Secondly, it feels rather sudden and “normal” for a science fiction show. I’m giving it a pass since Red Dwarf often plays with science fiction tropes, and (as far as I’m aware), few have mastered the idea of meeting the highest entity possible successfully. Besides Futurama‘s success in doing so, I can remember Star Trek V doing so, and the payoff underwhelming. I guess the idea of the Universe being (relatively) easily contactable plays to Red Dwarf‘s parody of the genre as a whole. And, hey, the Universe itself goes through a midlife crisis thanks to Kryten’s questioning.
However, in trying to solve the Universe’s midlife crisis, Kryten comes to his own resolution – that the Universe has created love, and by extension, that since love exists as created by the highest entity, that there is a life worth living. That one phone call solving Krytie’s existential crisis? Sounds strange, but honestly, it works quite well. It proves that even if you don’t see the fruits of one’s labor, that you have contributed something worthwhile to the universe – even if it’s just a concept.
Yeah, it’s a message that wouldn’t seem out of place in Star Trek or Steven Universe. However, it’s implementation – giving the Universe a midlife crisis – truly fits into the style of Red Dwarf. (That, and it turns out Butler is friends with the Universe. Much as the character grated on my nerves, I did laugh at that, cos that’s what we expect from Red Dwarf.)
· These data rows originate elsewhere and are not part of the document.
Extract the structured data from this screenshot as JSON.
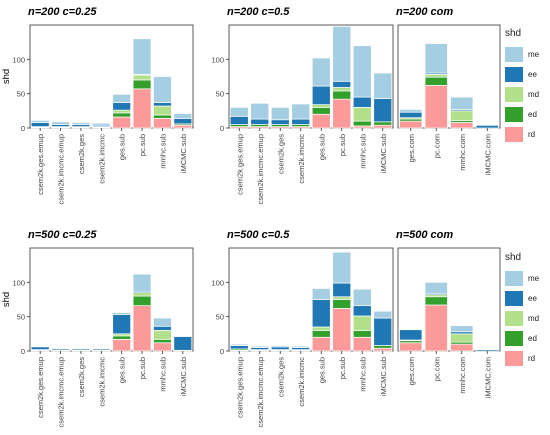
{
  "colors": {
    "me": "#a6cee3",
    "ee": "#1f78b4",
    "md": "#b2df8a",
    "ed": "#33a02c",
    "rd": "#fb9a99"
  },
  "legend": {
    "title": "shd",
    "items": [
      {
        "key": "me",
        "label": "me"
      },
      {
        "key": "ee",
        "label": "ee"
      },
      {
        "key": "md",
        "label": "md"
      },
      {
        "key": "ed",
        "label": "ed"
      },
      {
        "key": "rd",
        "label": "rd"
      }
    ]
  },
  "chart_data": [
    {
      "type": "bar",
      "stacked": true,
      "title": "n=200 c=0.25",
      "xlabel": "",
      "ylabel": "shd",
      "ylim": [
        0,
        150
      ],
      "yticks": [
        0,
        50,
        100
      ],
      "categories": [
        "csem2k.ges.emup",
        "csem2k.imcmc.emup",
        "csem2k.ges",
        "csem2k.imcmc",
        "ges.sub",
        "pc.sub",
        "mmhc.sub",
        "iMCMC.sub"
      ],
      "series": [
        {
          "name": "rd",
          "values": [
            1,
            1,
            1,
            1,
            16,
            57,
            14,
            4
          ]
        },
        {
          "name": "ed",
          "values": [
            1,
            1,
            1,
            1,
            6,
            13,
            5,
            2
          ]
        },
        {
          "name": "md",
          "values": [
            0,
            0,
            0,
            0,
            4,
            7,
            13,
            0
          ]
        },
        {
          "name": "ee",
          "values": [
            6,
            3,
            3,
            2,
            11,
            1,
            5,
            8
          ]
        },
        {
          "name": "me",
          "values": [
            3,
            4,
            3,
            3,
            12,
            52,
            38,
            7
          ]
        }
      ]
    },
    {
      "type": "bar",
      "stacked": true,
      "title": "n=200 c=0.5",
      "xlabel": "",
      "ylabel": "",
      "ylim": [
        0,
        150
      ],
      "yticks": [
        0,
        50,
        100
      ],
      "categories": [
        "csem2k.ges.emup",
        "csem2k.imcmc.emup",
        "csem2k.ges",
        "csem2k.imcmc",
        "ges.sub",
        "pc.sub",
        "mmhc.sub",
        "iMCMC.sub"
      ],
      "series": [
        {
          "name": "rd",
          "values": [
            2,
            2,
            2,
            2,
            20,
            42,
            3,
            4
          ]
        },
        {
          "name": "ed",
          "values": [
            3,
            3,
            3,
            3,
            10,
            12,
            7,
            5
          ]
        },
        {
          "name": "md",
          "values": [
            0,
            0,
            0,
            0,
            4,
            5,
            20,
            0
          ]
        },
        {
          "name": "ee",
          "values": [
            12,
            8,
            7,
            8,
            27,
            9,
            15,
            34
          ]
        },
        {
          "name": "me",
          "values": [
            13,
            23,
            18,
            22,
            41,
            80,
            75,
            37
          ]
        }
      ]
    },
    {
      "type": "bar",
      "stacked": true,
      "title": "n=200 com",
      "xlabel": "",
      "ylabel": "",
      "ylim": [
        0,
        150
      ],
      "yticks": [],
      "categories": [
        "ges.com",
        "pc.com",
        "mmhc.com",
        "iMCMC.com"
      ],
      "series": [
        {
          "name": "rd",
          "values": [
            10,
            62,
            8,
            0
          ]
        },
        {
          "name": "ed",
          "values": [
            3,
            12,
            3,
            0
          ]
        },
        {
          "name": "md",
          "values": [
            2,
            4,
            14,
            0
          ]
        },
        {
          "name": "ee",
          "values": [
            8,
            2,
            2,
            4
          ]
        },
        {
          "name": "me",
          "values": [
            4,
            43,
            18,
            1
          ]
        }
      ]
    },
    {
      "type": "bar",
      "stacked": true,
      "title": "n=500 c=0.25",
      "xlabel": "",
      "ylabel": "shd",
      "ylim": [
        0,
        150
      ],
      "yticks": [
        0,
        50,
        100
      ],
      "categories": [
        "csem2k.ges.emup",
        "csem2k.imcmc.emup",
        "csem2k.ges",
        "csem2k.imcmc",
        "ges.sub",
        "pc.sub",
        "mmhc.sub",
        "iMCMC.sub"
      ],
      "series": [
        {
          "name": "rd",
          "values": [
            1,
            1,
            1,
            1,
            17,
            66,
            12,
            1
          ]
        },
        {
          "name": "ed",
          "values": [
            1,
            0,
            0,
            0,
            5,
            14,
            5,
            0
          ]
        },
        {
          "name": "md",
          "values": [
            0,
            0,
            0,
            0,
            3,
            5,
            13,
            0
          ]
        },
        {
          "name": "ee",
          "values": [
            4,
            2,
            2,
            2,
            28,
            2,
            6,
            20
          ]
        },
        {
          "name": "me",
          "values": [
            0,
            1,
            1,
            1,
            3,
            25,
            12,
            0
          ]
        }
      ]
    },
    {
      "type": "bar",
      "stacked": true,
      "title": "n=500 c=0.5",
      "xlabel": "",
      "ylabel": "",
      "ylim": [
        0,
        150
      ],
      "yticks": [
        0,
        50,
        100
      ],
      "categories": [
        "csem2k.ges.emup",
        "csem2k.imcmc.emup",
        "csem2k.ges",
        "csem2k.imcmc",
        "ges.sub",
        "pc.sub",
        "mmhc.sub",
        "iMCMC.sub"
      ],
      "series": [
        {
          "name": "rd",
          "values": [
            1,
            1,
            1,
            1,
            20,
            62,
            20,
            4
          ]
        },
        {
          "name": "ed",
          "values": [
            2,
            1,
            1,
            1,
            10,
            13,
            10,
            4
          ]
        },
        {
          "name": "md",
          "values": [
            0,
            0,
            0,
            0,
            5,
            4,
            21,
            0
          ]
        },
        {
          "name": "ee",
          "values": [
            5,
            3,
            4,
            3,
            40,
            20,
            15,
            40
          ]
        },
        {
          "name": "me",
          "values": [
            2,
            2,
            2,
            2,
            16,
            45,
            24,
            10
          ]
        }
      ]
    },
    {
      "type": "bar",
      "stacked": true,
      "title": "n=500 com",
      "xlabel": "",
      "ylabel": "",
      "ylim": [
        0,
        150
      ],
      "yticks": [],
      "categories": [
        "ges.com",
        "pc.com",
        "mmhc.com",
        "iMCMC.com"
      ],
      "series": [
        {
          "name": "rd",
          "values": [
            12,
            67,
            10,
            0
          ]
        },
        {
          "name": "ed",
          "values": [
            3,
            12,
            3,
            0
          ]
        },
        {
          "name": "md",
          "values": [
            1,
            3,
            12,
            0
          ]
        },
        {
          "name": "ee",
          "values": [
            15,
            2,
            3,
            2
          ]
        },
        {
          "name": "me",
          "values": [
            0,
            16,
            9,
            0
          ]
        }
      ]
    }
  ]
}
“Krysis”, overall, turned out to be a rather pleasant surprise. It had an interesting theme behind it, put a lovable character in the spotlight yet again, and while not having the best side character, still managed to deliver quite a few laughs. It’s a solid episode of a solid series.
One more left.
- Before anybody asks, I am aware that a Series 3000 Mechanoid was described in “Out of Time” as more human than a Series 4000 Mechanoid. Let’s just leave it to the unreality bubble in that episode – a theory thought up elsewhere on the web – and let it be for now.
- Lister’s note of a midlife crisis (that he handled “northern-style”) could be a reference to his depression in “Dear Dave”, where he was disillusioned with the fact that he was the last human alive.
- Much has been made of the fact that they gave the Universe the voice of a Morgan Freeman send-up. Personally, I liked it. It gives the Universe a big, booming presence – only for it to encounter something rather human and low-key. It works on a comedy level. (What, you thought that Dave could afford the actual Morgan Freeman? They could barely afford the coffee for the actors.)
- “Kryten. Take off that suit. It really sucks.” Perfect line to complete the episode’s climax.